Janine saw the tip of Deronda’s joint get brighter, smoke rising ghostlike and hovering over the sofa.
“My daddy’s a good man,” Deronda said. “Don’t get drunk, go to work every day. Been married to my mama for twenty-six years and ain’t played around once.”
“I don’t know anybody like that,” Janine said.
“What’s wrong with men today? Bunch of damn control freaks, always bossin’ you around. Get down on your knees. Bend over. How come the house ain’t clean? Makes me wanna do as little as possible. Then the relationship ain’t nothin’ but one long negotiation. Tit for tat. You want something from me, you gotta give something up. Buy low, sell high, and you don’t never get but half of what you wanted. How ’bout this for an idea? You take care of me, I take care of you. I give you everything, you give me everything. What’s wrong with that?”
“Not a thing,” Janine said.
Deronda sat up abruptly and stared at a window, the one on the side of the house. “You see that? Somebody’s out there. I seen a shadow.”
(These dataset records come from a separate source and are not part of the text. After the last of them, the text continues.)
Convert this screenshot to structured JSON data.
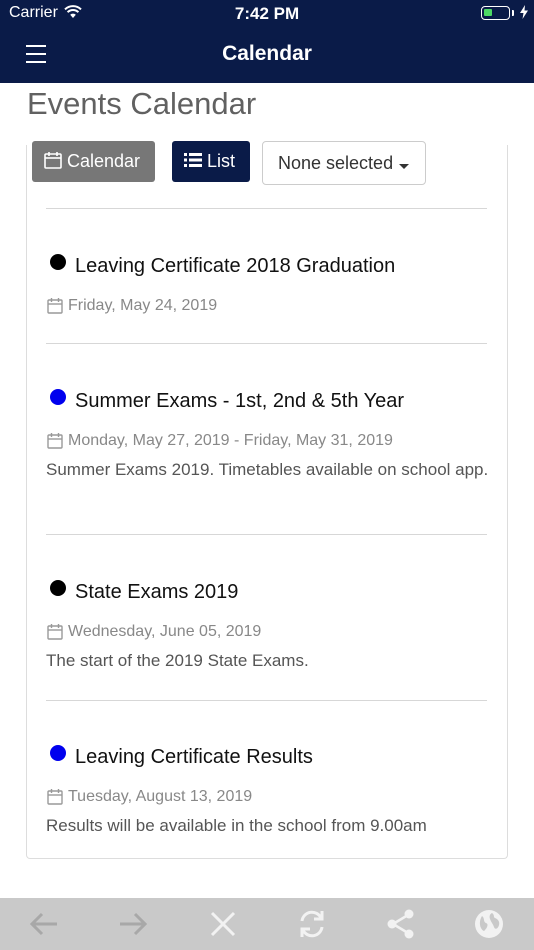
{
  "status_bar": {
    "carrier": "Carrier",
    "time": "7:42 PM",
    "battery_level": 0.35
  },
  "nav": {
    "title": "Calendar"
  },
  "page": {
    "title": "Events Calendar"
  },
  "toolbar": {
    "calendar_label": "Calendar",
    "list_label": "List",
    "filter_value": "None selected"
  },
  "events": [
    {
      "title": "Leaving Certificate 2018 Graduation",
      "date": "Friday, May 24, 2019",
      "description": "",
      "dot_color": "#000000"
    },
    {
      "title": "Summer Exams - 1st, 2nd & 5th Year",
      "date": "Monday, May 27, 2019 - Friday, May 31, 2019",
      "description": "Summer Exams 2019. Timetables available on school app.",
      "dot_color": "#0000ee"
    },
    {
      "title": "State Exams 2019",
      "date": "Wednesday, June 05, 2019",
      "description": "The start of the 2019 State Exams.",
      "dot_color": "#000000"
    },
    {
      "title": "Leaving Certificate Results",
      "date": "Tuesday, August 13, 2019",
      "description": "Results will be available in the school from 9.00am",
      "dot_color": "#0000ee"
    }
  ],
  "bottom_toolbar": {
    "icons": [
      "back-arrow-icon",
      "forward-arrow-icon",
      "close-icon",
      "refresh-icon",
      "share-icon",
      "globe-icon"
    ]
  }
}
“Oh shit,” Janine said, pinching out the joint. It’s Tommy’s guys.
“See? There it goes again.”
Janine got up, skulked over to the front window, and peeked through the blinds.
“You see something?” Deronda said.
“You know somebody with a little silver car that likes to park across the street?”
“No.”
“Somebody’s sitting in it, I think he’s eating something.”
“The fuck they here for?” Deronda said.
They’re here for me, Janine thought.
“I know,” Deronda said. “They want the food truck!” She strode across the room and disappeared into the hall. “Them muthafuckas be messin’ with the wrong sista.”